Whose stupid idea was this anyway?

Okay, whose big idea was this ceramic tile thing?
This question burned in me (or was it the pain in my flattened knee caps) late Sunday night as I was hunched over for the third hour on the floor in the bedroom painting grout lines with sealer and using a paint brush meant for a Hobbit—for the second night in a row.
Sure, the instructions on the bottle read “Wait 40-50 minutes between coats,” but just what square footage were they referring to when they suggested sealing grout twice within an hour?
I can tell you this much—it wasn’t in here, Mr. Rocket Scientist, where at 9:30 p.m., with grout lines sealed about halfway around the room, 400 sq. ft. of ceramic tile was a really stupid idea!
But, being the juggernaut that I am, I managed to push the limits on knee pain and complete the work order. That process included crawling around under the bed, where the bottom line fit quite well given more than three feet of clearance.
Dogs’ legs, however, were a roadblock as they lay prone at all angles beneath the bedposts.
I must have magnets implanted somewhere on my body by aliens as the dogs never cease to be more than a couple of feet away from me at any given time, no matter where I am, and are a constant trip hazard.
However, being the Alpha leader with a soft heart, I just lifted a dog leg here and a dog leg there, sealing the grout as I went along.

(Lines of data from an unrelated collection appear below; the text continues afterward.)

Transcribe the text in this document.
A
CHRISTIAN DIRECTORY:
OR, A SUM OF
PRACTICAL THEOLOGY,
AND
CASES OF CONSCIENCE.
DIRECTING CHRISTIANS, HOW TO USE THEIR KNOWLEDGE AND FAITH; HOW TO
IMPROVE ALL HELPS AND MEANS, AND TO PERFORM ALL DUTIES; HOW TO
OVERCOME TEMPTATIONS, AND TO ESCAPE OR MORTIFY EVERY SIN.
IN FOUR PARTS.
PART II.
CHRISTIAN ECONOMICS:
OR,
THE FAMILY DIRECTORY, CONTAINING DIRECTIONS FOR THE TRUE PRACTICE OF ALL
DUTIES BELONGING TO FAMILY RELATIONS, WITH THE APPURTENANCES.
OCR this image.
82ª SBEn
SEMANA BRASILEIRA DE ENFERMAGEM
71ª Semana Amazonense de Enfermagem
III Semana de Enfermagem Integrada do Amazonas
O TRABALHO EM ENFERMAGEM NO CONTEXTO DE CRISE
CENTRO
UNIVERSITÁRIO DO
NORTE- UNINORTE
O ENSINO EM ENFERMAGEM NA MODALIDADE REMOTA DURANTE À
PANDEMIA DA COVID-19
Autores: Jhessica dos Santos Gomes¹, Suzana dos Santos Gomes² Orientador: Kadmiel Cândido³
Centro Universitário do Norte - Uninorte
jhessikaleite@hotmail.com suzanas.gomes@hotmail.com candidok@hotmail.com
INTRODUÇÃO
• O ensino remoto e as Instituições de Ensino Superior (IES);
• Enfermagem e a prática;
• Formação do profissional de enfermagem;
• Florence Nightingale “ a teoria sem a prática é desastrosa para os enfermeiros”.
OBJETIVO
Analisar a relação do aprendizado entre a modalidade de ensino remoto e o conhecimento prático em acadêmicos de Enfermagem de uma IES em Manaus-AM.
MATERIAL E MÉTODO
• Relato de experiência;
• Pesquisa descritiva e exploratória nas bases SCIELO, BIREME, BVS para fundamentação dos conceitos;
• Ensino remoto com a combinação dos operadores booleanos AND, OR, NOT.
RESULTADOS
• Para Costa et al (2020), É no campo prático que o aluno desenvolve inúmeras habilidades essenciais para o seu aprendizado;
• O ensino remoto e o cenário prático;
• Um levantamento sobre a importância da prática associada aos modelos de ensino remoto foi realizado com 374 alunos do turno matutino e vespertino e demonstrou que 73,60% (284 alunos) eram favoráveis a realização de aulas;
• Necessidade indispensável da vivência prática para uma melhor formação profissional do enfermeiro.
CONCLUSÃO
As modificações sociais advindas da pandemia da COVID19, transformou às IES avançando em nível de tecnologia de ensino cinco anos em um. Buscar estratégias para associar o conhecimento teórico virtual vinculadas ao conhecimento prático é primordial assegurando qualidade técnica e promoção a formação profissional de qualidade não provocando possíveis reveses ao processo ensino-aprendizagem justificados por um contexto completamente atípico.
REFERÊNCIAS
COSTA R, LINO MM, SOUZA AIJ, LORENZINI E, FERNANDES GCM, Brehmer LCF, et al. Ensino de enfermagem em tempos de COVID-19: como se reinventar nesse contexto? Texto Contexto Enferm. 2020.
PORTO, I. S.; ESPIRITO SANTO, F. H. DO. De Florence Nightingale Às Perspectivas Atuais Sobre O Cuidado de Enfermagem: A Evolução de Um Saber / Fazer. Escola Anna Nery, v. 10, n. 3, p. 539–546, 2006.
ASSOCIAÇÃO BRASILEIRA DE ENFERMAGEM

“Whose stupid idea was this?” likely will be repeated over the coming days as I question the sanity of this family circus while looking in the window from the porch, where we’ve been relocated while tile and grout are applied in other living areas.
Fridge and food, microwave, plates, glasses, cutlery, just about everything but the kitchen sink is outside. Why? Because Pete is a “do-it-all-or-nothing” kind of guy (which, on some occasions, can be a lot of fun).
But in this case, it’s because some “Know-It-All” decided we should tile the kitchen and “great room” floors all at the same time.
So when I left for work yesterday morning, said floors were empty of everything, thanks to yours truly.
I am a machine, even after a hard day’s work at the office. The night before last (while husband was on midnight shift), I’d used all my powers to move furniture out and lift laminate flooring and underlay (bound for another location).
All things were rolling along as planned, and when Daughter #3 and I arrived home from work and school last night, hard-working man in knee pads was busy putting in the last few tiles that smacked of a job almost completed.
Once the tiles were placed, we were to eat and be merry outside for the next 24 hours and come in on winged feet only to visit the bathroom or go to bed.
Of course, we couldn’t have done this “tile fest” over the weekend when the temperature outside was an oven. No. Instead we had to wait until an evening forecast of 46 F (seven C) was in order.
“Whose stupid idea was this anyway?” surfaced quicker than we expected when trying to open canned vegetables with my fingernails.
The can opener was still inside the house isolated in “no-man’s land” on the kitchen counter, along with the thawed tray of chicken legs that was to be cooked on the barbecue for supper.
The smarty pants plan of “Mrs. Know-It-All” to have the kitchen and “great room” floors tiled is at serious risk of going down in the history books as “his idea.”